Pointing the pointer again, he directed developers toward several available properties on the Upper East Side and Lower Manhattan. None were right at the time: either too small or too expensive, they told him.

One of the developers, Meg Brod, CEO of the Rockefeller Group, said other commercial brokers could tell what was for sale in the city. But none could match Mr. Knakal's vision and knowledge of trends, neighborhoods and opportunities.
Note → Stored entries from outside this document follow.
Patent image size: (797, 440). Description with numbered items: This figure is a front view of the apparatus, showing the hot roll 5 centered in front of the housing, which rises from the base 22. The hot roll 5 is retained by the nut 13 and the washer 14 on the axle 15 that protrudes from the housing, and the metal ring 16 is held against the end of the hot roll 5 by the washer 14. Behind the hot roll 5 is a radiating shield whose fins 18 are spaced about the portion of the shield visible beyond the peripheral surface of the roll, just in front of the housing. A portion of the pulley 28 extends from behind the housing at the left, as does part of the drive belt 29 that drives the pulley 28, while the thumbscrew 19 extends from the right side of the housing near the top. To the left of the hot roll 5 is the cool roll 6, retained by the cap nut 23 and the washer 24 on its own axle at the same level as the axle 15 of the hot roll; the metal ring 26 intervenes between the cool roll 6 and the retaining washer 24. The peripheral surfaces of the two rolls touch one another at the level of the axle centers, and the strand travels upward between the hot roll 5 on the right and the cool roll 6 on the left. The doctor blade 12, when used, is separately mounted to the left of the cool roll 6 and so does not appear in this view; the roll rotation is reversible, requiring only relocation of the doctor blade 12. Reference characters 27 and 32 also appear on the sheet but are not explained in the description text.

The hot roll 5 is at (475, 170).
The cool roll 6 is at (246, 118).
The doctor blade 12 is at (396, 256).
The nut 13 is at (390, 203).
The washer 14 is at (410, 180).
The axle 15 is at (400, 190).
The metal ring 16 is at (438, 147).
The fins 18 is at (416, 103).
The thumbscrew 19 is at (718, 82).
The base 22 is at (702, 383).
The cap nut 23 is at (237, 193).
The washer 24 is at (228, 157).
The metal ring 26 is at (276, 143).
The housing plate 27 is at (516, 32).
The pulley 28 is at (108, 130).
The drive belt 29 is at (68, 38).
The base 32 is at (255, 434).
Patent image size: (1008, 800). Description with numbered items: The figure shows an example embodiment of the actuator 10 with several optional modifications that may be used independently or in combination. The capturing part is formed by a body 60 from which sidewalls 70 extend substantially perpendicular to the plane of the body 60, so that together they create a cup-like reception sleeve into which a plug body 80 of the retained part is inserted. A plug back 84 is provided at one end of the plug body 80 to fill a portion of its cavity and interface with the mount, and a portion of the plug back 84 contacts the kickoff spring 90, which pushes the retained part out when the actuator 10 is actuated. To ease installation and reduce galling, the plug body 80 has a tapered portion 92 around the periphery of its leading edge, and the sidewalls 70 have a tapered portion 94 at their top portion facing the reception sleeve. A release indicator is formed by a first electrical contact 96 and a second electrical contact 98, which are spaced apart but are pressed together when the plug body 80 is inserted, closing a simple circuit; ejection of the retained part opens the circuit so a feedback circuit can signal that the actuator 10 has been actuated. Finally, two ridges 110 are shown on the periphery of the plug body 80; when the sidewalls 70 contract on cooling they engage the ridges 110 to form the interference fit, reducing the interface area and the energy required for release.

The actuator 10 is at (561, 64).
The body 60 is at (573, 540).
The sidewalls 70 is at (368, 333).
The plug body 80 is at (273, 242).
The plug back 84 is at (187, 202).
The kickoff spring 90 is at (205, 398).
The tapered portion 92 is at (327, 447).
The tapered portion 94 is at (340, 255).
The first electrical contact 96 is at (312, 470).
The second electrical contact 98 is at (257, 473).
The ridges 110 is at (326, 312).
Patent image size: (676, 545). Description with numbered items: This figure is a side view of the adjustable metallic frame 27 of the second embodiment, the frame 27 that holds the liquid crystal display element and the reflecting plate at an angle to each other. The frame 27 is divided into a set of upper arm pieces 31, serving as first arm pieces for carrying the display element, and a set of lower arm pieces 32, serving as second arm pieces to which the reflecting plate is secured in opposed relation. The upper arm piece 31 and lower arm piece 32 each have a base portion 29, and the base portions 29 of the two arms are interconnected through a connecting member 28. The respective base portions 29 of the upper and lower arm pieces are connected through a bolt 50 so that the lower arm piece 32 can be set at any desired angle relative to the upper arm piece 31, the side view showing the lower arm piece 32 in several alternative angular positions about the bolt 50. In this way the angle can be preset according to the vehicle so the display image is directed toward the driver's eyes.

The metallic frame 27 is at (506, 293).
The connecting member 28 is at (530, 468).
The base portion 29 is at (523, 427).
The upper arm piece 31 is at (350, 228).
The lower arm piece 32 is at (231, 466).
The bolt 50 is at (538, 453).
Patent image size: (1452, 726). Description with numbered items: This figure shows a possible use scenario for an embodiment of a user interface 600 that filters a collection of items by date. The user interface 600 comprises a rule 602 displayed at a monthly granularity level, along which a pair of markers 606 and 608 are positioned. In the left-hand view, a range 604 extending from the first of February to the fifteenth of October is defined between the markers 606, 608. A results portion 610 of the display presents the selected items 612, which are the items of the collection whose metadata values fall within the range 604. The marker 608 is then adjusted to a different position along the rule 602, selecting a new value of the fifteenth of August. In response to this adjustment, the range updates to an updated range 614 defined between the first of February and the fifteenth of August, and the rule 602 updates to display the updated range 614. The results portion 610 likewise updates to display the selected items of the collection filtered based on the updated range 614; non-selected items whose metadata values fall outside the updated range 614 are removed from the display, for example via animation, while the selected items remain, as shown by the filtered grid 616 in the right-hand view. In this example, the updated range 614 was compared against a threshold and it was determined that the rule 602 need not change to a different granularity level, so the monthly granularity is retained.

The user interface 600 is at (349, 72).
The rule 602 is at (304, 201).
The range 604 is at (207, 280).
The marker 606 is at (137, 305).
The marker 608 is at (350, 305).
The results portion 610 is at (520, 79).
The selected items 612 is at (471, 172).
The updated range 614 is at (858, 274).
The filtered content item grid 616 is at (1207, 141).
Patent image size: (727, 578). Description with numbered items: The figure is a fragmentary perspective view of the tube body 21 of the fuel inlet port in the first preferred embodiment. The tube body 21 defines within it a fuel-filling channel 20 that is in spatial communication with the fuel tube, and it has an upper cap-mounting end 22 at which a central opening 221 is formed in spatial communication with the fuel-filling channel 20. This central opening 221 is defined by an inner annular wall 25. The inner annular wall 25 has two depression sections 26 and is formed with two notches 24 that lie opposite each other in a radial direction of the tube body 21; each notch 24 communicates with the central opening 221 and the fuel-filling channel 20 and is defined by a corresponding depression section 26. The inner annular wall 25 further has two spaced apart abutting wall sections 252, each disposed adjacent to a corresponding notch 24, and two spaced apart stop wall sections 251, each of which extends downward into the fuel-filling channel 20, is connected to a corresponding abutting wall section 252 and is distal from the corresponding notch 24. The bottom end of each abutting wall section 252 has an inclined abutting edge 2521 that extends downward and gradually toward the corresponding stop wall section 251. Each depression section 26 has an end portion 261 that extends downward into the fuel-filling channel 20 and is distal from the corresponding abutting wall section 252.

“You want to work with a broker who is at the forefront of what's coming in the market,” Ms. Brod said. “We want to be one of the first to know about it.”

Around 6 p.m., Knakal usually attends an event or meeting, part of his goal of attending 261 networking functions each year, one for each workday. He rarely turns down an offer to speak at conferences or appear on a podcast, no matter how small the audience.

Last year, he adopted another type of networking. He hired a social media manager to teach him how to post on LinkedIn and X, and quickly gained a large number of followers sharing stories about past deals and making fun of himself.

He has no plans to slow down or retire anytime soon. “I don't run out of energy,” she said.